Investment in renewables is up 200% since 2012.

Greenhouse has emissions are down 1% since 2008. Production has increased 20% in that period, while energy use has only grown by 14%.

Distilleries have also been working closely with the Scottish Environment Protection Agency to reduce water use by14% since 2008.

However, the trend toward premium products in the sector, with elaborate packaging and stylised, heavy bottles, has mean that the average weight of packaging for a nine-litre case has only been minimally reduced.

The average is now 6.56kg, down from 6.62kg in 2008.

David Frost, chief executive of the Scotch Whisky Association, said: "We believe our environmental strategy is a great example of what can be achieved by an industry working in collaboration. Our progress report shows that the Scotch whisky industry is committed to sustainability and maintaining a pristine environment for generations to come.

"We have made great strides since the industry environmental strategy was launched in 2009 and we're proud of what we've achieved.
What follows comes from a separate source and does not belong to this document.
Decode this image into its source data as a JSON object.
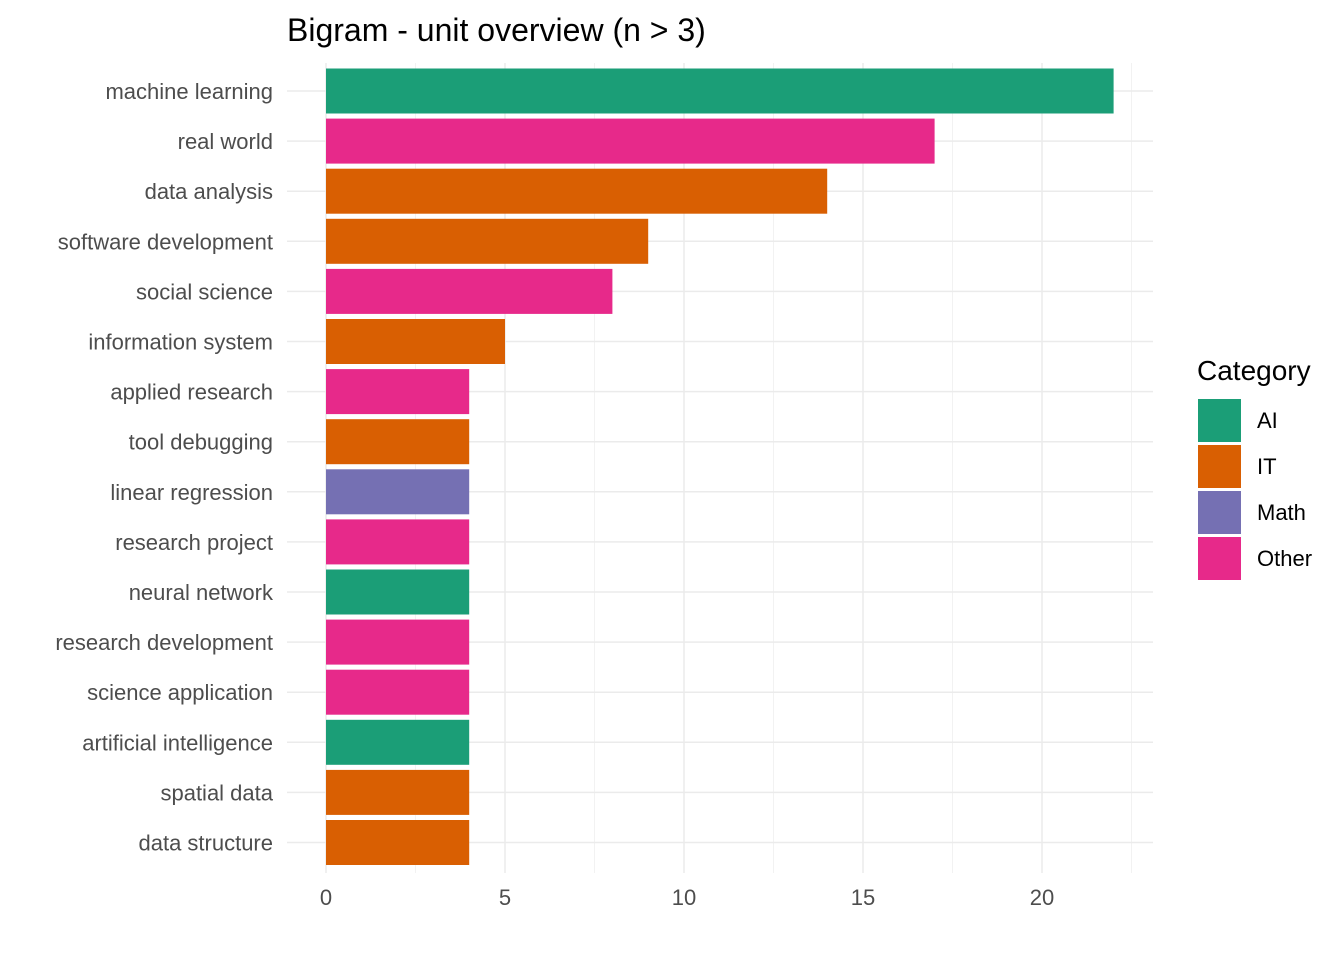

"But when it comes to sustainability more can always be done and we will continue to work in partnership with governments, regulators and our supply chain to further improve our environmental performance."

Richard Lochhead, Scotland's cabinet secretary for rural affairs, food and the environment, said: "The whisky sector continues to be more resourceful, and has proved that it is contributing significantly in Scotland's shift towards a more circular economy.

"A flourishing natural environment is vitally important to all of us for practical, social and cultural purposes. The Scotch Whisky Association recognises this in its environment strategy, and I commend them in their endeavours set out in this report, and their commitment towards sustainability issues."

Terry A'Hearn, chief executive of the Scottish Environment Protection Agency, said: "We strongly endorse the Scotch whisky sector's environmental strategy, as an exemplar, setting its own targets on a sector-wide basis so that companies of different sizes can contribute with initiatives that make sense to them.  

"The association and its member companies can rightly be proud of the progress made, despite a welcome increase in productivity which is good for Scotland.

"We can learn a lot from the whisky sector's approach, and SEPA is keen to promote similar initiatives with other important industrial sectors, so Scotland can demonstrate there is a way for successful businesses to thrive, and also meet challenging environmental targets, going well beyond compliance with regulatory requirements."